I vertici della società sono legati a doppio filo con il mondo della politica e i manifesti dell’UCK all’entrata non lasciano margini di discussione: il Kosovo è un paese guidato da ex membri dell’organizzazione militare rimasta attiva dal 1981 al 1999 e lo stesso Primo Ministro Hashim Thaci è stato uno dei nomi più illustri legati all’Esercito di Liberazione del Kosovo.

Non è ancora chiaro per quanto tempo sarà necessaria la presenza multinazionale in Kosovo, ma i numeri parlano chiaro: dal 1999 (anno di inizio della missione KFOR) a oggi, il numero dei militari presenti è passato da 50.000 a circa 5.000. Le parole del Generale Salvatore Farina, comandante della missione, fanno pensare a un prossimo definitivo ritiro. Rimane certamente molto da fare e l’odio inter-etnico continua a essere il grande problema del Kosovo.

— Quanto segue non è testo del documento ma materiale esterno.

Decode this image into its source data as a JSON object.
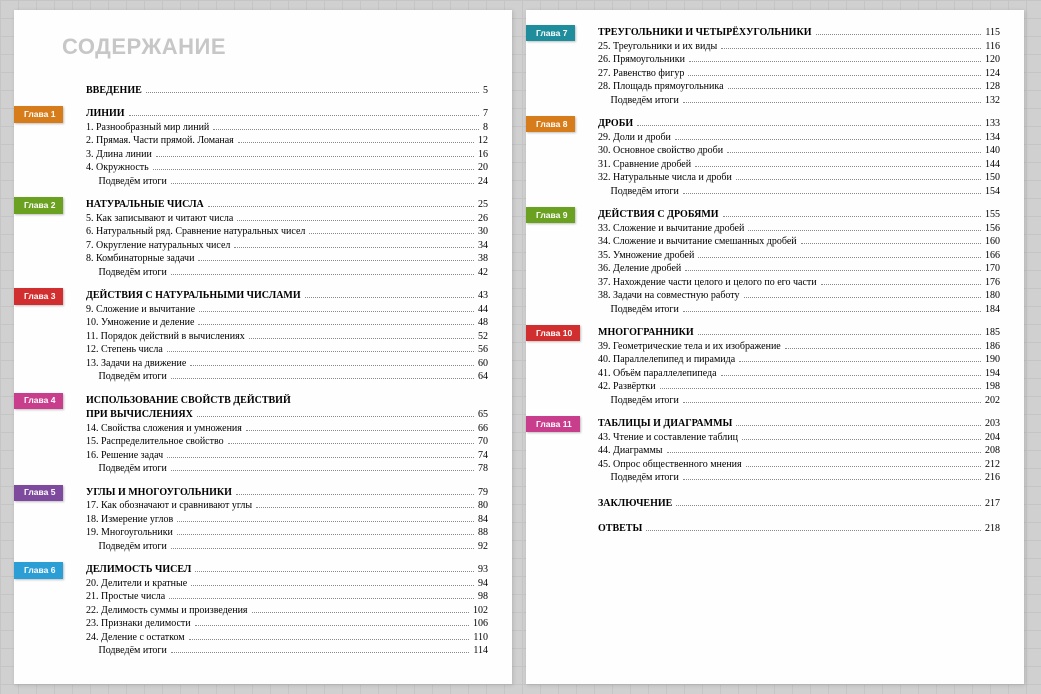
{
  "title": "СОДЕРЖАНИЕ",
  "intro": {
    "label": "ВВЕДЕНИЕ",
    "page": 5
  },
  "chapters": [
    {
      "tab": "Глава 1",
      "color": "#d67c1a",
      "title": "ЛИНИИ",
      "title_page": 7,
      "items": [
        {
          "n": 1,
          "t": "Разнообразный мир линий",
          "p": 8
        },
        {
          "n": 2,
          "t": "Прямая. Части прямой. Ломаная",
          "p": 12
        },
        {
          "n": 3,
          "t": "Длина линии",
          "p": 16
        },
        {
          "n": 4,
          "t": "Окружность",
          "p": 20
        }
      ],
      "summary_p": 24
    },
    {
      "tab": "Глава 2",
      "color": "#6aa121",
      "title": "НАТУРАЛЬНЫЕ ЧИСЛА",
      "title_page": 25,
      "items": [
        {
          "n": 5,
          "t": "Как записывают и читают числа",
          "p": 26
        },
        {
          "n": 6,
          "t": "Натуральный ряд. Сравнение натуральных чисел",
          "p": 30
        },
        {
          "n": 7,
          "t": "Округление натуральных чисел",
          "p": 34
        },
        {
          "n": 8,
          "t": "Комбинаторные задачи",
          "p": 38
        }
      ],
      "summary_p": 42
    },
    {
      "tab": "Глава 3",
      "color": "#d12f2f",
      "title": "ДЕЙСТВИЯ С НАТУРАЛЬНЫМИ ЧИСЛАМИ",
      "title_page": 43,
      "items": [
        {
          "n": 9,
          "t": "Сложение и вычитание",
          "p": 44
        },
        {
          "n": 10,
          "t": "Умножение и деление",
          "p": 48
        },
        {
          "n": 11,
          "t": "Порядок действий в вычислениях",
          "p": 52
        },
        {
          "n": 12,
          "t": "Степень числа",
          "p": 56
        },
        {
          "n": 13,
          "t": "Задачи на движение",
          "p": 60
        }
      ],
      "summary_p": 64
    },
    {
      "tab": "Глава 4",
      "color": "#c83d8c",
      "title": "ИСПОЛЬЗОВАНИЕ СВОЙСТВ ДЕЙСТВИЙ",
      "title2": "ПРИ ВЫЧИСЛЕНИЯХ",
      "title_page": 65,
      "items": [
        {
          "n": 14,
          "t": "Свойства сложения и умножения",
          "p": 66
        },
        {
          "n": 15,
          "t": "Распределительное свойство",
          "p": 70
        },
        {
          "n": 16,
          "t": "Решение задач",
          "p": 74
        }
      ],
      "summary_p": 78
    },
    {
      "tab": "Глава 5",
      "color": "#7e4a9e",
      "title": "УГЛЫ И МНОГОУГОЛЬНИКИ",
      "title_page": 79,
      "items": [
        {
          "n": 17,
          "t": "Как обозначают и сравнивают углы",
          "p": 80
        },
        {
          "n": 18,
          "t": "Измерение углов",
          "p": 84
        },
        {
          "n": 19,
          "t": "Многоугольники",
          "p": 88
        }
      ],
      "summary_p": 92
    },
    {
      "tab": "Глава 6",
      "color": "#2c9ed6",
      "title": "ДЕЛИМОСТЬ ЧИСЕЛ",
      "title_page": 93,
      "items": [
        {
          "n": 20,
          "t": "Делители и кратные",
          "p": 94
        },
        {
          "n": 21,
          "t": "Простые числа",
          "p": 98
        },
        {
          "n": 22,
          "t": "Делимость суммы и произведения",
          "p": 102
        },
        {
          "n": 23,
          "t": "Признаки делимости",
          "p": 106
        },
        {
          "n": 24,
          "t": "Деление с остатком",
          "p": 110
        }
      ],
      "summary_p": 114
    },
    {
      "tab": "Глава 7",
      "color": "#1f8d9b",
      "title": "ТРЕУГОЛЬНИКИ И ЧЕТЫРЁХУГОЛЬНИКИ",
      "title_page": 115,
      "items": [
        {
          "n": 25,
          "t": "Треугольники и их виды",
          "p": 116
        },
        {
          "n": 26,
          "t": "Прямоугольники",
          "p": 120
        },
        {
          "n": 27,
          "t": "Равенство фигур",
          "p": 124
        },
        {
          "n": 28,
          "t": "Площадь прямоугольника",
          "p": 128
        }
      ],
      "summary_p": 132
    },
    {
      "tab": "Глава 8",
      "color": "#d67c1a",
      "title": "ДРОБИ",
      "title_page": 133,
      "items": [
        {
          "n": 29,
          "t": "Доли и дроби",
          "p": 134
        },
        {
          "n": 30,
          "t": "Основное свойство дроби",
          "p": 140
        },
        {
          "n": 31,
          "t": "Сравнение дробей",
          "p": 144
        },
        {
          "n": 32,
          "t": "Натуральные числа и дроби",
          "p": 150
        }
      ],
      "summary_p": 154
    },
    {
      "tab": "Глава 9",
      "color": "#6aa121",
      "title": "ДЕЙСТВИЯ С ДРОБЯМИ",
      "title_page": 155,
      "items": [
        {
          "n": 33,
          "t": "Сложение и вычитание дробей",
          "p": 156
        },
        {
          "n": 34,
          "t": "Сложение и вычитание смешанных дробей",
          "p": 160
        },
        {
          "n": 35,
          "t": "Умножение дробей",
          "p": 166
        },
        {
          "n": 36,
          "t": "Деление дробей",
          "p": 170
        },
        {
          "n": 37,
          "t": "Нахождение части целого и целого по его части",
          "p": 176
        },
        {
          "n": 38,
          "t": "Задачи на совместную работу",
          "p": 180
        }
      ],
      "summary_p": 184
    },
    {
      "tab": "Глава 10",
      "color": "#d12f2f",
      "title": "МНОГОГРАННИКИ",
      "title_page": 185,
      "items": [
        {
          "n": 39,
          "t": "Геометрические тела и их изображение",
          "p": 186
        },
        {
          "n": 40,
          "t": "Параллелепипед и пирамида",
          "p": 190
        },
        {
          "n": 41,
          "t": "Объём параллелепипеда",
          "p": 194
        },
        {
          "n": 42,
          "t": "Развёртки",
          "p": 198
        }
      ],
      "summary_p": 202
    },
    {
      "tab": "Глава 11",
      "color": "#c83d8c",
      "title": "ТАБЛИЦЫ И ДИАГРАММЫ",
      "title_page": 203,
      "items": [
        {
          "n": 43,
          "t": "Чтение и составление таблиц",
          "p": 204
        },
        {
          "n": 44,
          "t": "Диаграммы",
          "p": 208
        },
        {
          "n": 45,
          "t": "Опрос общественного мнения",
          "p": 212
        }
      ],
      "summary_p": 216
    }
  ],
  "conclusion": {
    "label": "ЗАКЛЮЧЕНИЕ",
    "page": 217
  },
  "answers": {
    "label": "ОТВЕТЫ",
    "page": 218
  },
  "summary_label": "Подведём итоги"
}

Sono ancora molte le abitazioni date alle fiamme dall’etnia opposta e i siti religiosi continuano a essere sorvegliati costantemente per impedire il ripetersi degli attacchi del 2004. Restano comunque molti altri problemi da affrontare: la corruzione e il traffico d’armi stanno piegando un paese che cerca quotidianamente di tornare alla normalità.